Im Rückspiegel: EUROPE

23.09.2023 | 13:53

Wenn man es ausspricht, hält jeder kurz inne und rechnet nach: Vierzig Jahre sind seit dem Debütalbum der schwedischen Stars EUROPE vergangen, vierzig Jahre, mittlerweile elf Alben und vor allem natürlich der Smash-Hit 'The Final Countdown', der die Charts der Welt erstürmte.

Da die Band selbst in diesem unter dem "40 Years"-Banner touren wird, nehmen wir das zum Anlass, einen kleinen Blick in den Rückspiegel zu werfen. Ja, keinen echten Diskographie-Check, weil wir erwarten, dass da bald ein weiteres Album hinzukommen wird. Solange ständig neues Qualitätsfutter kommt, heben wir uns einen noch genaueren Blick auf. Hier also eine Übersicht über alle Alben der Skandinavier in chronologischer Reihenfolge. Legt die CDs raus und hört am besten mit!

 

Europe (1983)

Wer nur die kommerziell erfolgreichen Singles von EUROPE kennt, wird sich vielleicht wundern, dass das 1983 bei Hot Records veröffentlichte selbstbetitelte Debütalbum doch deutlich metallischer tönt als jene. Zudem verströmt es sogar noch etwas Underground-Flair. Finanziert wurden die Aufnahmen für "Europe" durch den Gewinn des nationalen Talentwettbewerbs "Svenska mästerskapen i Rock". Im Zuge dieses Events kam es dann auch zur Umbenennung vom ursprünglichen Namen FORCE zu EUROPE. FORCE war bereits 1978 von Sänger Joey Tempest und Gitarrist John Norum gegründet worden. Für das Debüt schrieb Joey alle Songs im Alleingang. Einzige Ausnahme ist das Instrumental 'Boyazont', das von John Norum und Eddie Meduza, einem musikalischen Mitstreiter aus früheren Tagen, komponiert wurde.

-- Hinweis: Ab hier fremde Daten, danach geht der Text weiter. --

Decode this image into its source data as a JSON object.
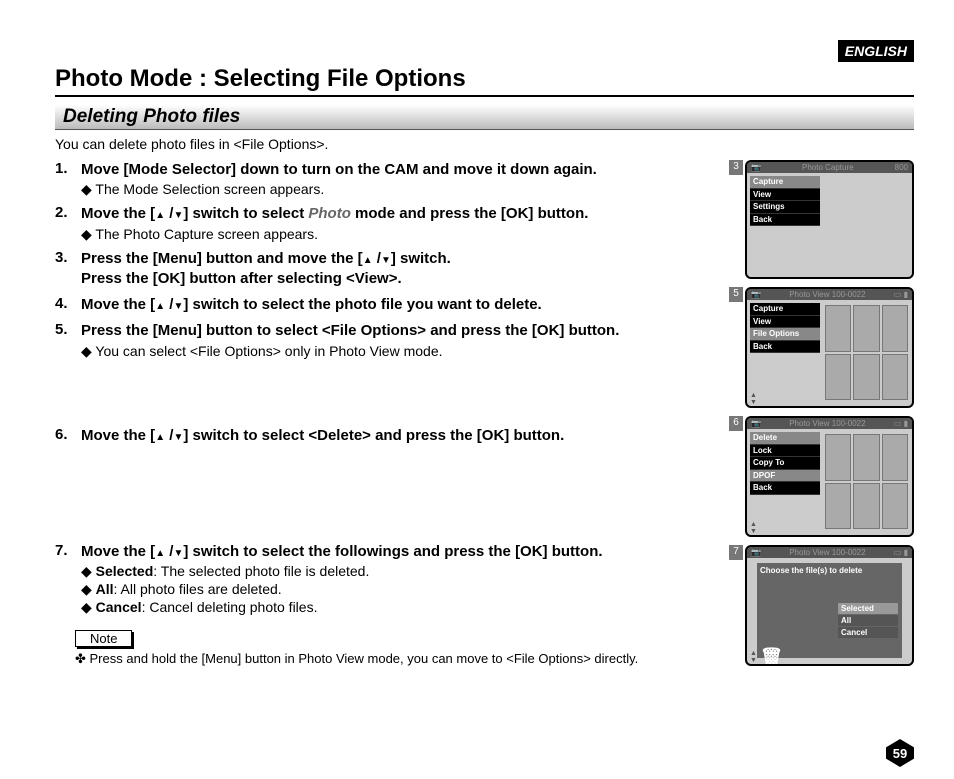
{
  "header": {
    "language": "ENGLISH",
    "title": "Photo Mode : Selecting File Options",
    "subsection": "Deleting Photo files",
    "intro": "You can delete photo files in <File Options>."
  },
  "steps": {
    "s1": {
      "num": "1.",
      "title_a": "Move [Mode Selector] down to turn on the CAM and move it down again.",
      "sub1": "The Mode Selection screen appears."
    },
    "s2": {
      "num": "2.",
      "title_a": "Move the [",
      "title_b": "] switch to select ",
      "title_italic": "Photo",
      "title_c": " mode and press the [OK] button.",
      "sub1": "The Photo Capture screen appears."
    },
    "s3": {
      "num": "3.",
      "line1a": "Press the [Menu] button and move the [",
      "line1b": "] switch.",
      "line2": "Press the [OK] button after selecting <View>."
    },
    "s4": {
      "num": "4.",
      "title_a": "Move the [",
      "title_b": "] switch to select the photo file you want to delete."
    },
    "s5": {
      "num": "5.",
      "title": "Press the [Menu] button to select <File Options> and press the [OK] button.",
      "sub1": "You can select <File Options> only in Photo View mode."
    },
    "s6": {
      "num": "6.",
      "title_a": "Move the [",
      "title_b": "] switch to select <Delete> and press the [OK] button."
    },
    "s7": {
      "num": "7.",
      "title_a": "Move the [",
      "title_b": "] switch to select the followings and press the [OK] button.",
      "opt1_b": "Selected",
      "opt1_t": ": The selected photo file is deleted.",
      "opt2_b": "All",
      "opt2_t": ": All photo files are deleted.",
      "opt3_b": "Cancel",
      "opt3_t": ": Cancel deleting photo files."
    }
  },
  "note": {
    "label": "Note",
    "text": "Press and hold the [Menu] button in Photo View mode, you can move to <File Options> directly."
  },
  "screens": {
    "sc3": {
      "num": "3",
      "title": "Photo Capture",
      "badge": "800",
      "menu": [
        "Capture",
        "View",
        "Settings",
        "Back"
      ],
      "sel": 0
    },
    "sc5": {
      "num": "5",
      "title": "Photo View 100-0022",
      "menu": [
        "Capture",
        "View",
        "File Options",
        "Back"
      ],
      "sel": 2
    },
    "sc6": {
      "num": "6",
      "title": "Photo View 100-0022",
      "menu": [
        "Delete",
        "Lock",
        "Copy To",
        "DPOF",
        "Back"
      ],
      "sel": 0
    },
    "sc7": {
      "num": "7",
      "title": "Photo View 100-0022",
      "prompt": "Choose the file(s) to delete",
      "buttons": [
        "Selected",
        "All",
        "Cancel"
      ],
      "sel": 0
    }
  },
  "page_number": "59"
}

Der rasante Opener 'In The Future To Come' offenbart bereits alle Stärken der Formationen, die auch für die folgenden Veröffentlichungen maßgeblich werden sollten: Melodik, ein außergewöhnliches Gitarrenspiel und natürlich ein charismatischer Gesang, auch wenn Joey erst mit dem Zweitwerk diesen ganz speziellen Goldschimmer in seiner Stimme gewinnen sollte. Mit 'Seven Doors Hotel' konnte EUROPE damals sogar schon einen kleinen Single-Hit landen. Mein persönlicher Favorit ist das faszinierende 'The King Will Return', das mit seiner Melodieführung eine Sonderstellung im Schaffen der Schweden einnimmt. Also unbedingt antesten! Auch das balladeske 'Words Of Wisdom' ist ganz wunderbar. Das Ungeschliffene und der jugendliche Charme machen neben der musikalischen Qualität den Reiz des ersten Albums aus.

[Jens Wilkens]

 

Wings Of Tomorrow (1984)

Ich stelle fest, dass ich in meinem Leben viel zu wenig über "Wings Of Tomorrow" gesprochen habe. Hier hat sich etwas aufgestaut, so dass jetzt die Gefahr besteht, etwas zu sehr ins Schwärmen zu geraten angesichts der Qualitäten meines unangefochtenen Lieblingsalbums von EUROPE.

Die Härte des Debüts wurde zwar beibehalten, aber alle Verbindungen zum Underground wurden gekappt. Das Zweitwerk bietet zwar gleich zwei Balladen auf, hat aber gleichzeitig die größte Dichte an härteren Songs unter allen Alben der Band. Die Produktion hat ebenfalls Ecken und Kanten.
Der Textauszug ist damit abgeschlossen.